MONTROSE – Citing a “concern for citizens,” Seventh Judicial District Attorney Myrl Serra, who is facing felony extortion and felony sexual contact charges, has resigned his position.
Serra has been barred from performing his duties since his arrest in late September for alleged improper sexual contact with some employees. He faces charges of felony extortion, felony sexual contact with no consent, two misdemeanor charges of official misconduct, and three misdemeanor charges of indecent exposure.
Serra made no mention of the charges in his resignation letter sent to Colorado Gov. John Hickenlooper last week, stating only that his decision is “made out of concern for the citizens of the six counties of which the Seventh District is comprised.”
Serra, who makes about $150,000 a year, cannot, as an elected official, be put on unpaid leave, and so has continued to receive his full pay even though he is forbidden to go to his office or any district building, except for court appearances. In his letter to Hickenlooper, Sera complained that the recent appointment of attorney Dan Hotsenpiller as the new DA by Chief Judge J. Steven Patrick is costing the district a double salary, and may be illegal.
“…Judge Patrick’s administrative order is incompatible with state law – a judicial officer selecting an executive branch officer,” he wrote.
But Serra’s resignation makes that point moot, since now that he has resigned, the governor is bound by the State Constitution to make an appointment to fill the DA’s position and rescind the appointment of Hotsenpiller, said Jim Clayton, administrator for the Seventh Judicial District.
Until the governor decides whom to appoint, the DA’s office will be run by the State Attorney General’s Office, as it was before Hotsenpiller’s appointment, Clayton said.
“With the resignation it creates a vacancy rather than an absence, which initiates the constitutional provision that the governor appoints the DA,” he said.
In his resignation letter, Serra wrote that although some people had encouraged him to remain on the job until the court case was resolved, he made the decision to resign because “a quick resolution to the underlying issues” has not occurred.
Serra’s attorney, Colin Bresee, said the court has taken three months to set a preliminary hearing, a step that usually takes only 30 days. The delay kept the defense from presenting any evidence that might have led to a reduction of charges, he said. An attempt to impeach Serra would have been better, he added.
“It would have been the best thing to have impeachment, because we would have a chance to call witnesses and get transcripts [of testimony],” Bresee said. “It would be the best thing for us. Now they’re having to have all those witnesses travel down, and look at how much it’s going to cost the taxpayers.”
According to Bresee, Serra’s concern for taxpayers prompted his resignation. Serra has tried to take an unpaid leave of absence since charges were first filed last fall, Bresee said, but “politicians are not allowed to take furlough days.”
In his resignation letter, Serra also complained to Hickenlooper that appointing Hotsenpiller as DA “excluded the entire lawyer staff of the Seventh Judicial District” and said “several lawsuits are pending” to challenge the appointment.

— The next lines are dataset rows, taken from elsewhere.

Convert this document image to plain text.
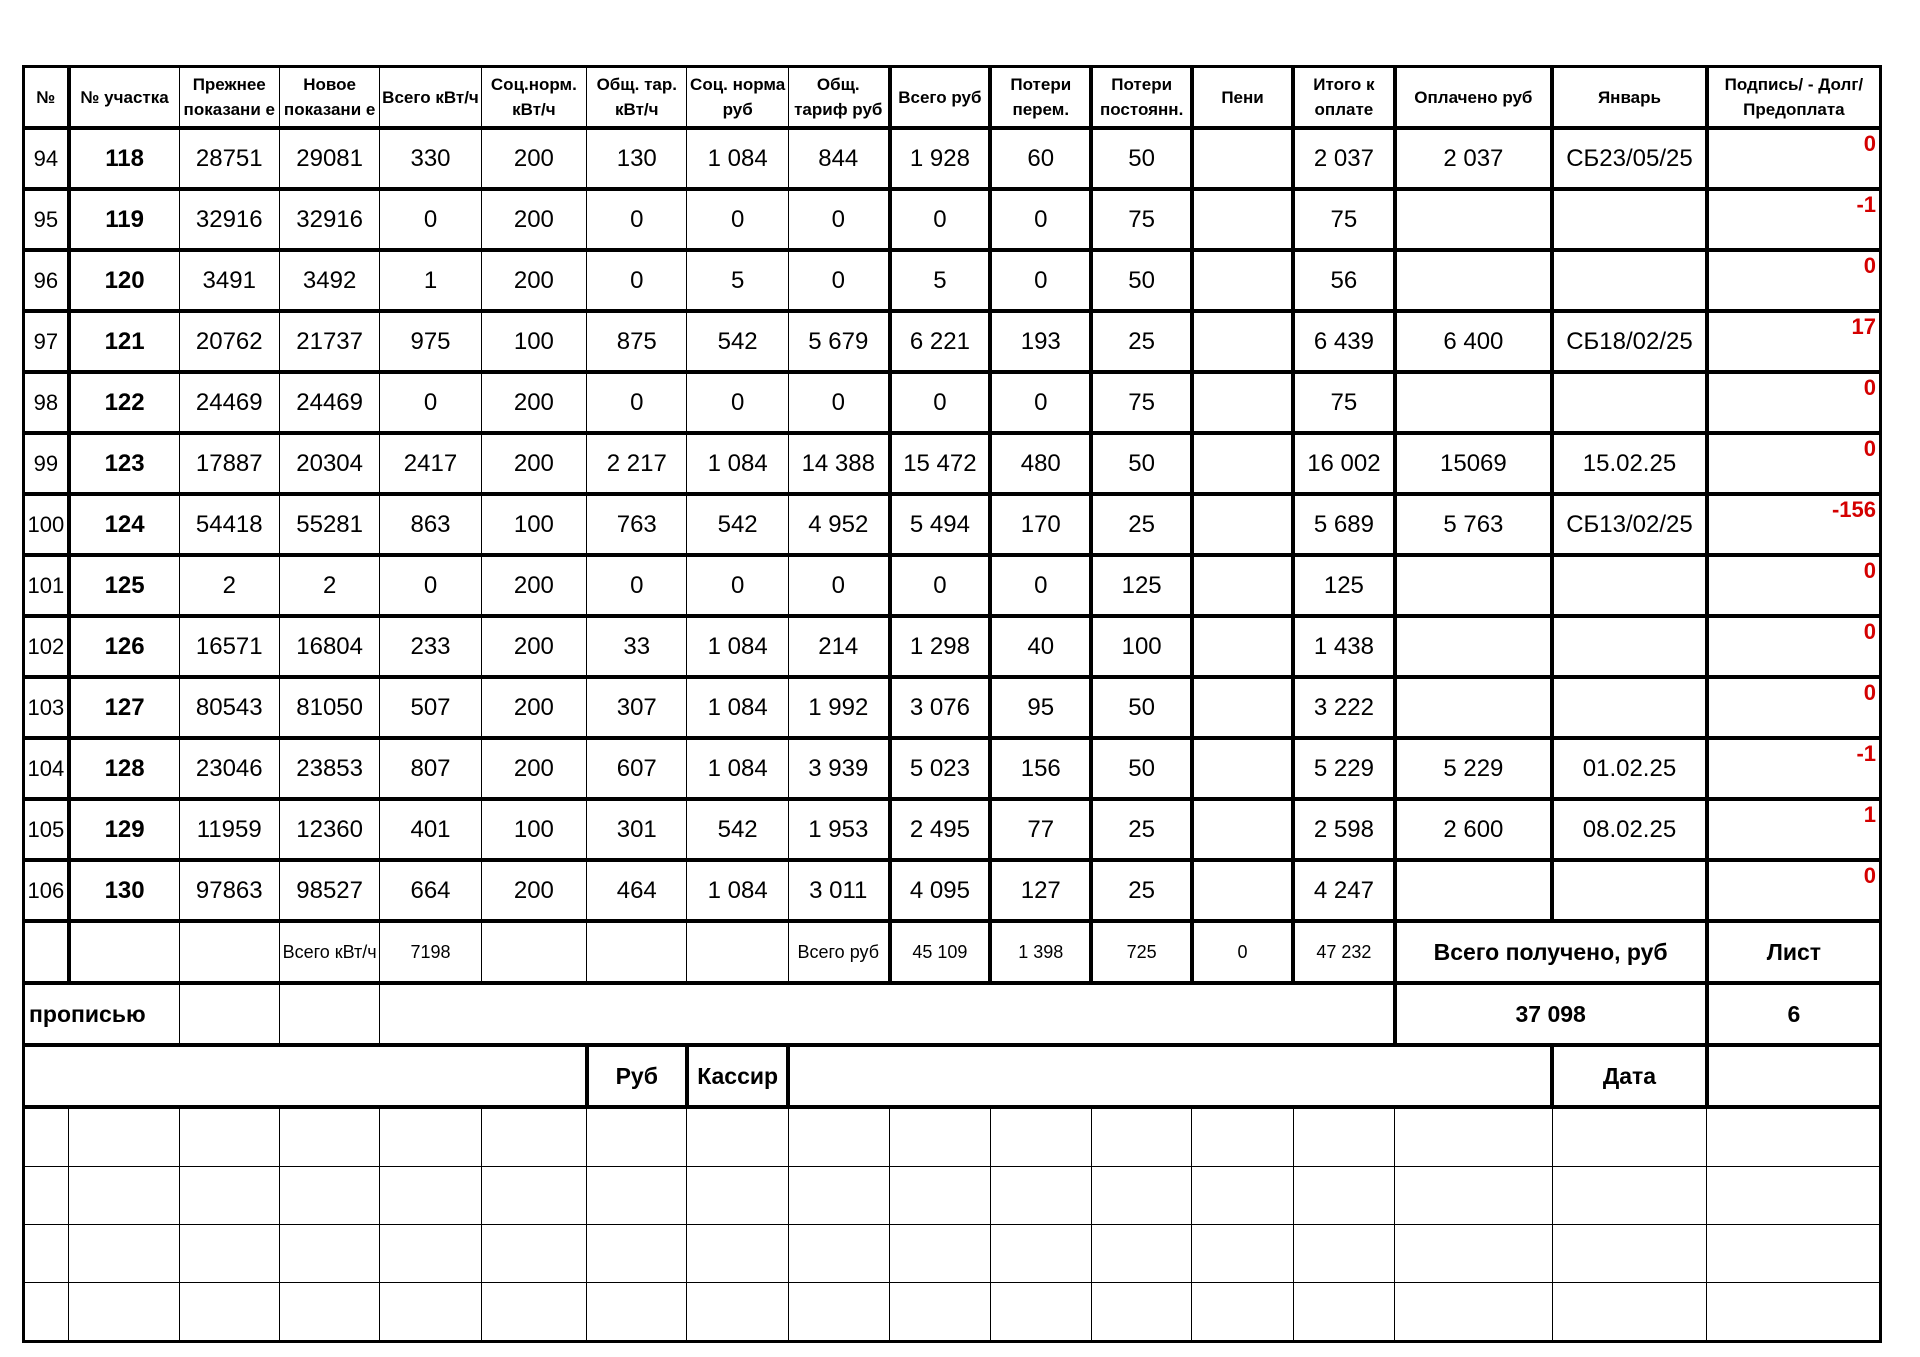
№	№ участка	Прежнее показани е	Новое показани е	Всего кВт/ч	Соц.норм. кВт/ч	Общ. тар. кВт/ч	Соц. норма руб	Общ. тариф руб	Всего руб	Потери перем.	Потери постоянн.	Пени	Итого к оплате	Оплачено руб	Январь	Подпись/ - Долг/Предоплата

94	118	28751	29081	330	200	130	1 084	844	1 928	60	50		2 037	2 037	СБ23/05/25	0

95	119	32916	32916	0	200	0	0	0	0	0	75		75			-1

96	120	3491	3492	1	200	0	5	0	5	0	50		56			0

97	121	20762	21737	975	100	875	542	5 679	6 221	193	25		6 439	6 400	СБ18/02/25	17

98	122	24469	24469	0	200	0	0	0	0	0	75		75			0

99	123	17887	20304	2417	200	2 217	1 084	14 388	15 472	480	50		16 002	15069	15.02.25	0

100	124	54418	55281	863	100	763	542	4 952	5 494	170	25		5 689	5 763	СБ13/02/25	-156

101	125	2	2	0	200	0	0	0	0	0	125		125			0

102	126	16571	16804	233	200	33	1 084	214	1 298	40	100		1 438			0

103	127	80543	81050	507	200	307	1 084	1 992	3 076	95	50		3 222			0

104	128	23046	23853	807	200	607	1 084	3 939	5 023	156	50		5 229	5 229	01.02.25	-1

105	129	11959	12360	401	100	301	542	1 953	2 495	77	25		2 598	2 600	08.02.25	1

106	130	97863	98527	664	200	464	1 084	3 011	4 095	127	25		4 247			0

			Всего кВт/ч	7198				Всего руб	45 109	1 398	725	0	47 232	Всего получено, руб		Лист
прописью														37 098		6
						Руб	Кассир								Дата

The preliminary hearing for Serra is set for 9 a.m. on Feb. 11; at it, only the first charge filed against him – felony unlawful sexual contact with no consent, with force or threat – will be considered, said Bresee. Court documents show that at least one of Serra’s female employees testified that she complied with his sexual advances dozens of times and did not resist, out of fear of losing her job. The woman said she complied because Serra was “always threatening to fire people.”
Bresee said he is not sure exactly what will happen at the preliminary hearing, but that the prosecution will probably make a “mini-presentation” on the case.
“We’ll have some questions on facts and details but my guess is it will be very doubtful they will have a victim testify because they’ll want to protect this person at all costs. But this isn’t about fairness,” he said.